Cette proposition séduit les
coopérateurs et, au congrès de Limoges (2 et 3
aoét 31), une nouvelle collection est décidée
qui s'appellera (et s'appelle encore) Bibliothèque de
Travail. Le terme
générique est devenu nom propre (habituellement,
c'est le processus inverse, une appellation de marque :
Ç Frigidaire, Cocotte minute È devient nom
commun). Très rapidement, le titre devient
familièrement la B.T.
- En novembre 31 (IE n° 46), Gauthier
(Loiret) enquête sur les véhicules à traction
animale utilisés dans chaque région. Les
premières brochures, écrites et dessinées par
Carlier et publiées à partir de février 32,
seront consacrées aux véhicules à cheval.
Leur succès amènera à les
rééditer pendant plus de 40 ans.
-
- Le cinéma et la
photo
- En 1922, la firme Pathé a
créé le premier film de format réduit (9,5
mm) : le Pathé-Baby ,
reconnaissable à sa perforation unique au centre de la
pellicule, permettant à l'image d'occuper presque toute la
largeur (8,2x6,15, soit 50 mm2).

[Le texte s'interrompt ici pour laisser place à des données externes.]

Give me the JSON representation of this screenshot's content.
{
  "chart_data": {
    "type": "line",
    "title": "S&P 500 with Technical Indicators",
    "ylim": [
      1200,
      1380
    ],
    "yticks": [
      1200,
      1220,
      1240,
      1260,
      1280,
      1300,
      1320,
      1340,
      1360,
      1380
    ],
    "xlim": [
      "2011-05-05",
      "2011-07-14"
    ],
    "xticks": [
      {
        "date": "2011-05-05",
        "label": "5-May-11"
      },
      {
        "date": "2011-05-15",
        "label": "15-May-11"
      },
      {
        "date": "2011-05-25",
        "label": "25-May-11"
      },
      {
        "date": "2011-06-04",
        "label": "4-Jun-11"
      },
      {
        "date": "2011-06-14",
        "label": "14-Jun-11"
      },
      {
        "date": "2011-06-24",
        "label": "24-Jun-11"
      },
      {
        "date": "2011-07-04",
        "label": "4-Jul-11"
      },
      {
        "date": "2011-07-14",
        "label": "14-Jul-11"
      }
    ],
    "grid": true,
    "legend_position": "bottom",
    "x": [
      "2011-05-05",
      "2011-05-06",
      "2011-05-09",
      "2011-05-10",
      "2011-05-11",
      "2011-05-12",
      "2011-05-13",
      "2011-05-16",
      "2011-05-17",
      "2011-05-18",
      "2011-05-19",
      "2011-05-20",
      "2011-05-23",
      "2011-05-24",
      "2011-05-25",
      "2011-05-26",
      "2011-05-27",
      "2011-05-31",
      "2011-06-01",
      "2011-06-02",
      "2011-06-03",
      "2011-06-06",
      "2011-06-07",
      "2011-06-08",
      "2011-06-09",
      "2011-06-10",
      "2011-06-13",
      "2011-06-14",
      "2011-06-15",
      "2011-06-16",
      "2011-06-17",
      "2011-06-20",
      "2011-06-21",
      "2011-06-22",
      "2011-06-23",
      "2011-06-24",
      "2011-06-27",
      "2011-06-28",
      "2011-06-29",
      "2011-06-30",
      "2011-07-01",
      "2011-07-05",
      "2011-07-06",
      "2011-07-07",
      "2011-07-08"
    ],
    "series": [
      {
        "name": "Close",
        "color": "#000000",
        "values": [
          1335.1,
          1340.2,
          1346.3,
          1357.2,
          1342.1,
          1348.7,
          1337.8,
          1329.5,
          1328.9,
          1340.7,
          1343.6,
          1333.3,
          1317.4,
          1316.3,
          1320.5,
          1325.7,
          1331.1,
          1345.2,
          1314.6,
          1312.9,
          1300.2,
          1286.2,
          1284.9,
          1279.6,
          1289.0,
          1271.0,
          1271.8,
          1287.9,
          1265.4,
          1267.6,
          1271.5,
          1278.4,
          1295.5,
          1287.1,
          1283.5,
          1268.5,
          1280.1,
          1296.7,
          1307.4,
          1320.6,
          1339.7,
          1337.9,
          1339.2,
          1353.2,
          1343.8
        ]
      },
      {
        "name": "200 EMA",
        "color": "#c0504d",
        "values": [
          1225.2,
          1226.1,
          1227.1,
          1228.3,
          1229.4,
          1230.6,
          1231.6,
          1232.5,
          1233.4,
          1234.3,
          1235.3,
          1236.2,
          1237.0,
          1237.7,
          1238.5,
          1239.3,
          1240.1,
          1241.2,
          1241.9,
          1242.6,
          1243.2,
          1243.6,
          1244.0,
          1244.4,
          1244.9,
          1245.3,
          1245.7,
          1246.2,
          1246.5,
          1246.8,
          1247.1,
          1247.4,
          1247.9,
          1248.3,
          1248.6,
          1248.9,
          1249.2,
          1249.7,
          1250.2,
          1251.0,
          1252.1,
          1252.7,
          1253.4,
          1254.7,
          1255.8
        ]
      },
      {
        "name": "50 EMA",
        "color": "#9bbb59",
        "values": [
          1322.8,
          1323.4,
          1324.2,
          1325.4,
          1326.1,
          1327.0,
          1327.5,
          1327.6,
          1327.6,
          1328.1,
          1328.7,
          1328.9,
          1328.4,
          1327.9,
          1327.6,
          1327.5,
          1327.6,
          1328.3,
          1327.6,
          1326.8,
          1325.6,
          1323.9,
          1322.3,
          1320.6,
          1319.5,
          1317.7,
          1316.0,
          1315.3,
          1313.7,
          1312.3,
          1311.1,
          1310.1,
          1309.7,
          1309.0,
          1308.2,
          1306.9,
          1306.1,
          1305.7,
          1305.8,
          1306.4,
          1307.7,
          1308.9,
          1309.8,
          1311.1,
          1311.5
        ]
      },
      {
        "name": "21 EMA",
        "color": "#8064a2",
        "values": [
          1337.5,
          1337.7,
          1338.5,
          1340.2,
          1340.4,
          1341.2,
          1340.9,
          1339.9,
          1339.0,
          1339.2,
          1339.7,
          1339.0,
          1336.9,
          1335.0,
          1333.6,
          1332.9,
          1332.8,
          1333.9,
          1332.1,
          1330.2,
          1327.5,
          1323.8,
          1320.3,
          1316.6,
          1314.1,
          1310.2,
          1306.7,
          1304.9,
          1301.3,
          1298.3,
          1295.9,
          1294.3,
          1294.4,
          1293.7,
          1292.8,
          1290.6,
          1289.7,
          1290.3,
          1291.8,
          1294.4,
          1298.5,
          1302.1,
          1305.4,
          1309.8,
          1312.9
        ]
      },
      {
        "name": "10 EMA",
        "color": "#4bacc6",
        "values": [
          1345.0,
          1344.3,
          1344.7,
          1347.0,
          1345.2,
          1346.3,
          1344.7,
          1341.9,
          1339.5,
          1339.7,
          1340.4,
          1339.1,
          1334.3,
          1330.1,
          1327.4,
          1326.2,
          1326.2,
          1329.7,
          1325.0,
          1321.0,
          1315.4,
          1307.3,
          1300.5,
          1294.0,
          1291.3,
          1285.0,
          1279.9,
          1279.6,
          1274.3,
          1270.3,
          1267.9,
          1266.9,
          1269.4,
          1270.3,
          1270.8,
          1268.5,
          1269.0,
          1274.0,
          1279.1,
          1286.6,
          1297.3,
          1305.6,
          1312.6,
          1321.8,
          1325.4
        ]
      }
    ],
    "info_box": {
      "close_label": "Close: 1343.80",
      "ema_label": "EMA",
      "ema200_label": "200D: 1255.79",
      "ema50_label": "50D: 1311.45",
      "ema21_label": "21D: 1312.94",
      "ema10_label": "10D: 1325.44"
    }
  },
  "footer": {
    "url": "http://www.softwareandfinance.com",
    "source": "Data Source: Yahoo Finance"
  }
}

Pathé vend non seulement
de petits projecteurs à manivelle ou à moteur
électrique, des petites bobines de films
récréatifs ou documentaires, mais aussi des
caméras à mécanisme d'horlogerie et des
chargeurs de pellicule vierge, l'arsenal complet du
cinéaste amateur.
- Dès le début, les
instituteurs novateurs se rallient au film 9,5. On se souvient que
Freinet avait filmé ses petits élèves de Bar
en train d'imprimer. A partir de 1927, la
Cinémathèque Coopérative, créée
en Gironde, achète et prête des films
Pathé-Baby, en majorité documentaires. Par ailleurs,
des films ont été réalisés par
certaines classes pour les correspondants. Par exemple, les
enfants de Trégunc se présentent un à un
(comme le film est muet, une liste précise la succession
des noms), puis on voit le groupe entier sur le port. La classe de
St-Paul présente la cueillette des roses.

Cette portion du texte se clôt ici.